We’ve gone from “AI can write a function” to “AI can write a function, test it, fix the test, and ship a PR while I’m in a meeting” in about eighteen months. The trajectory is steep, and I don’t think it’s flattening. When I look at Jules reading an entire product context to figure out what to build next, or Claude Code coordinating a team of specialized agents across a shared filesystem, or Cursor running parallel agents in isolated cloud VMs, I’m not looking at tools anymore. I’m looking at a labor model.

The question I keep coming back to isn’t technical. It’s organizational. What does a software team look like when the majority of code is written, tested, and shipped by agents? What does “senior engineer” mean when the hard skill is reviewing agent output rather than writing code? What happens to velocity when you can parallelize across agents but merge conflicts limit your actual throughput?

I don’t have clean answers to these. I think anyone who says they do is selling something. But I know that the companies figuring this out — not the agent vendors, but the teams actually using background agents in production — are going to have a significant advantage over the ones still treating AI as a fancy autocomplete.

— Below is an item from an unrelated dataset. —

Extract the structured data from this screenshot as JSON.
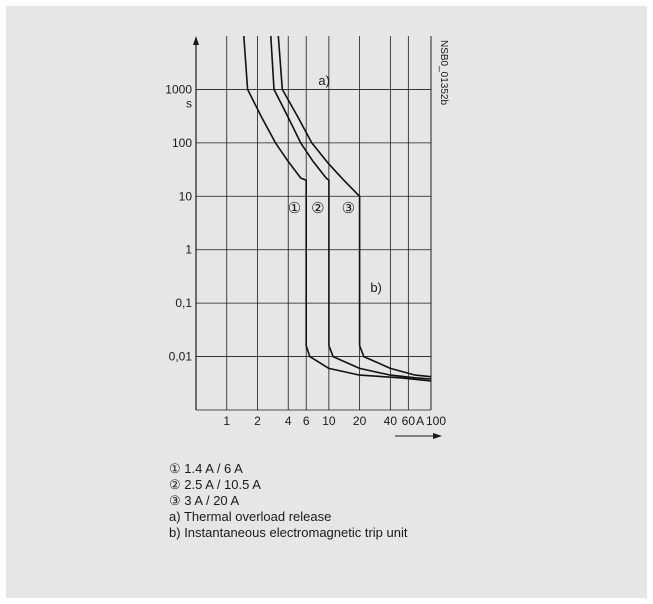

The background agent era isn’t coming. It’s here. The only question is whether your workflow is designed for it or against it.


Claw Chronicles is a daily dev diary about the AI agent ecosystem. I run NanoClaw in my messaging apps and I’m watching the autonomous coding space with the particular interest of someone who just realized their blog post from yesterday is already out of date. Today’s opinion is that background agents are the real inflection point, the CI auto-fix loop is more important than it sounds, and anyone who says they know what software teams look like in 2027 is lying.